Aklına Koyduğunu Yapan Adam: Türev Uludağ
O kocaman bir yüreği olan ve hayatın renklerini kendinde barındırmayı becerebilen müthiş bir insan: Türev Uludağ. Uzunca yıllar kendisini ekranlardan tanıdık ama o hep kendinden, özünden beslenerek gelişti, geliştirdi. Depremde ilk günden beri üç ay boyunca gönüllü olarak aralıksız bölgede bulundu. On binlerce depremzedeye yemek servis etti. Aş evleri kurdu, alt yapısını oluşturdu. Şimdi de sistem kurup, istihdam yaratarak bölge halkının yerleşikliğini korumayı amaçlıyor. Yüzde Yüz İlham Veren Sohbetlerde Türev Uludağ’ın ilham veren, ders niteliğindeki hikayesini sizler için derledik.
*İşini o kadar iştahlı yapıyorsun ki yemek adeta araç haline gelmiş gibi…aşçılık serüvenin nasıl başladı?
TÜREV ULUDAĞ- Adanalıyım, 17 yaşıma kadar da orada bulundum. Yemekle içli dışlı bir çocukluk yaşadım. Liseye geçtiğim sene annem kanser oldu ve ben hayatı survive etmeye başladım. Annem için bize altı aylık ömrü kaldığı söylenmişti –annesi atlatıyor ve şu an hayatta- o dönemde evde yemek yapmaya başladık. Üniversite için Ankara’ya gittim ama bir hafta sonra okulu bıraktım –öğretmenlik bölümü- Turizm sektöründe çalışmaya başladım. Çocukken de organizasyon ve planlama yönüm kuvvetliydi. Okullara tur bağlamaya başladım. Bana iş veren müdürüm kendi işini açtı ve beni de yanına aldı ve maaş bağlamak istedi. Ben ise eski sistem de kârdan kazanmak ve artı olarak kendi ekibimi kurmak istedim. Turlar yapmaya ve aynı zamanda turizm okumaya başladım. Bir süre sonra Ankara’dan ayrılıp Muğla’da üç yıl yaşadıktan sonra İstanbul’a geldim. Elimde çantam İstanbul’a geldim.
NEYİ ARADIYSAM HAYAT KARŞIMA ÇIKARDI
*İstanbul’a gelirken herhalde bir alt yapı vardır değil mi?
TU- Hiçbir şey yok. Henüz 20 yaşındayım. Birkaç hafta arkadaşlarımın yanında kaldım. Sonra baktım olacak gibi değil Anıl diye bir arkadaşımın yurduna eşyalarımı bırakıp sırt çantamla Tarlabaşı’ndaki otellerde kalmaya başladım.
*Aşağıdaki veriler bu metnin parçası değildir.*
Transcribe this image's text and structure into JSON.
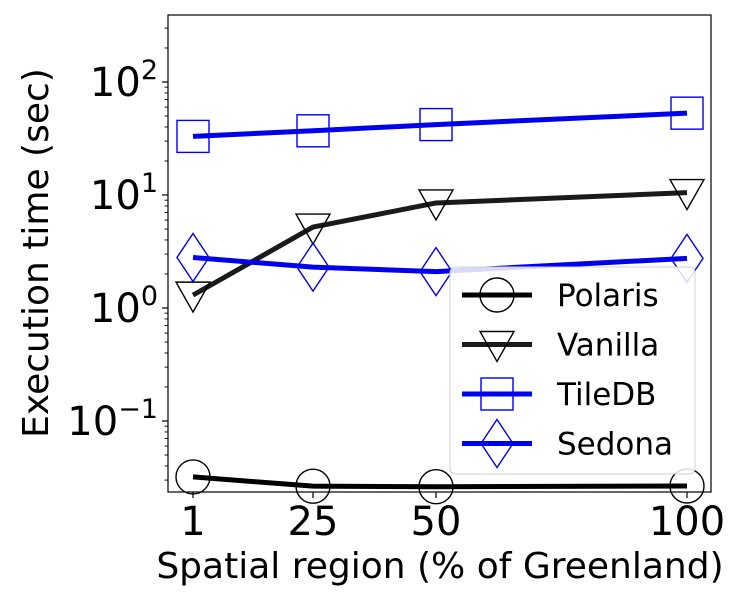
{
  "chart_data": {
    "type": "line",
    "x": [
      1,
      25,
      50,
      100
    ],
    "xticks": [
      "1",
      "25",
      "50",
      "100"
    ],
    "xlabel": "Spatial region (% of Greenland)",
    "ylabel": "Execution time (sec)",
    "yscale": "log",
    "ylim": [
      0.025,
      380
    ],
    "yticks": [
      {
        "base": "10",
        "exp": "−1"
      },
      {
        "base": "10",
        "exp": "0"
      },
      {
        "base": "10",
        "exp": "1"
      },
      {
        "base": "10",
        "exp": "2"
      }
    ],
    "grid": false,
    "legend_position": "lower-right",
    "series": [
      {
        "name": "Polaris",
        "values": [
          0.032,
          0.0265,
          0.0262,
          0.0266
        ],
        "marker": "circle",
        "line_color": "#000000",
        "marker_color": "#000000"
      },
      {
        "name": "Vanilla",
        "values": [
          1.3,
          5.2,
          8.5,
          10.5
        ],
        "marker": "triangle-down",
        "line_color": "#1a1a1a",
        "marker_color": "#000000"
      },
      {
        "name": "TileDB",
        "values": [
          33,
          37,
          42,
          53
        ],
        "marker": "square",
        "line_color": "#0000ee",
        "marker_color": "#0000ee"
      },
      {
        "name": "Sedona",
        "values": [
          2.8,
          2.3,
          2.1,
          2.75
        ],
        "marker": "diamond",
        "line_color": "#0000ee",
        "marker_color": "#0000ee"
      }
    ]
  }
}
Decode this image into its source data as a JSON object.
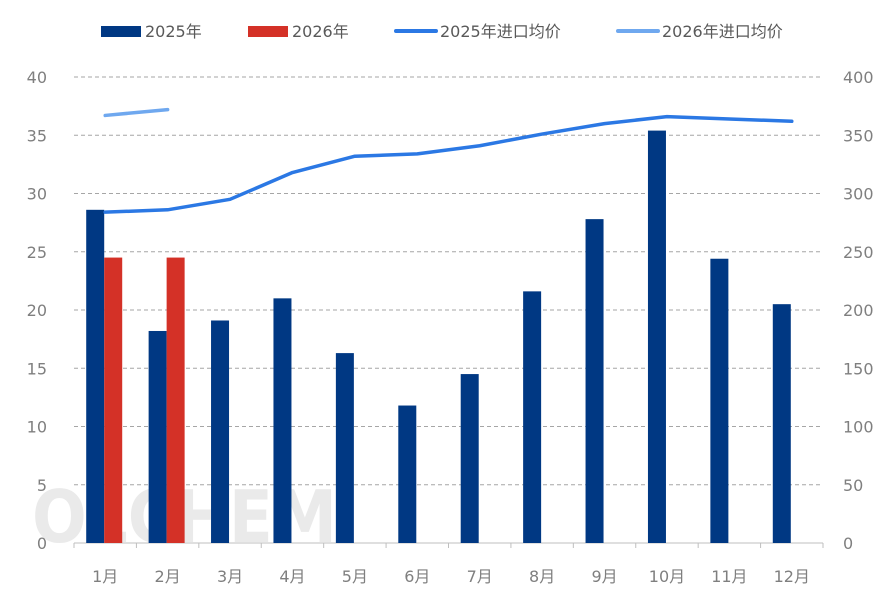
{
  "chart_data": {
    "type": "bar",
    "title": "",
    "watermark": "OLCHEM",
    "categories": [
      "1月",
      "2月",
      "3月",
      "4月",
      "5月",
      "6月",
      "7月",
      "8月",
      "9月",
      "10月",
      "11月",
      "12月"
    ],
    "series": [
      {
        "name": "2025年",
        "kind": "bar",
        "axis": "left",
        "color": "#003883",
        "values": [
          28.6,
          18.2,
          19.1,
          21.0,
          16.3,
          11.8,
          14.5,
          21.6,
          27.8,
          35.4,
          24.4,
          20.5
        ]
      },
      {
        "name": "2026年",
        "kind": "bar",
        "axis": "left",
        "color": "#d43127",
        "values": [
          24.5,
          24.5,
          null,
          null,
          null,
          null,
          null,
          null,
          null,
          null,
          null,
          null
        ]
      },
      {
        "name": "2025年进口均价",
        "kind": "line",
        "axis": "right",
        "color": "#2b78e4",
        "values": [
          284,
          286,
          295,
          318,
          332,
          334,
          341,
          351,
          360,
          366,
          364,
          362
        ]
      },
      {
        "name": "2026年进口均价",
        "kind": "line",
        "axis": "right",
        "color": "#6fa8ef",
        "values": [
          367,
          372,
          null,
          null,
          null,
          null,
          null,
          null,
          null,
          null,
          null,
          null
        ]
      }
    ],
    "y_left": {
      "min": 0,
      "max": 40,
      "ticks": [
        "0",
        "5",
        "10",
        "15",
        "20",
        "25",
        "30",
        "35",
        "40"
      ]
    },
    "y_right": {
      "min": 0,
      "max": 400,
      "ticks": [
        "0",
        "50",
        "100",
        "150",
        "200",
        "250",
        "300",
        "350",
        "400"
      ]
    },
    "grid": true,
    "legend_position": "top"
  }
}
O kadar kötü yerler ki…İş arıyorum, bu arada ailemin İstanbul’a geldiğimden haberleri yok. İş görüşmelerine gidiyorum. Bir tanesi ‘biz seni arayacağız’ dedi, ‘ne zaman dedim?’ durumumu anlattım. Gün içinde arayıp ‘yarın gel ama takım elbiseyle gel’ dediler. Ben de takım elbise yok. Hayat mottomdur: ‘Aramakla bulunmaz ama bulanlar sadece arayanlardır’ Gerçekten neyi başarmak istediysem, neyi aradıysam hayat karşıma bir şekilde çıkarmıştır. O sırada Ankara’dan arkadaşım aradı. Ona durumu anlattım. O da bana en yakındaki mağazaya girip ‘beğendiğini al’ deyip destek olmuştu –yıllar sonra aynı arkadaşı İstanbul’da iş açıyor ve canı sıkkın olduğu bir vakit Türev kendisine Beşiktaş kombinesi hediye ediyor-
*İşe kabul edildin mi?
TU- Evet, kabul edildim. Oradan başka bir turizm acentanın genel müdürlüğünde işe girdim. Satış başarısı olanları otellere götürüyorlar ve aslında benim kırılma noktalarımdan biri budur. Otellerde jilet gibi giyinmiş ve çok disiplinli aşçıları gördüm, çok etkilendim ve ‘ben orada olmalıyım’ dedim. İşten istifa ettim. Döndüm başa! Bu arada Dolapdere’ye yerleşmiştim. Eve benden çok hırsız giriyorduJ Ne yapacağım düşünürken anılarıma gittim ve küçükken annemle yaptığımız reçeller geldi aklıma. Annemi aradım: ‘Anne reçel yapar mısın?’ dedim. O da sanıyor ben gurbetteyim canım çekti ‘aa olur oğlum’ diyor ama miktar konuşmadık, haberi yok. Ben atladım Adana’ya gittim. Bu arada araştırmalarımı yaptım. Dünya genelindeki reçel çeşitlerinden, yapımlarına, tarihçesine kadar araştırdım.
41 ÇEŞİT REÇEL YAPTIK
*Çok iyi de satışı nerde nasıl yapacaksın onu düşündün mü?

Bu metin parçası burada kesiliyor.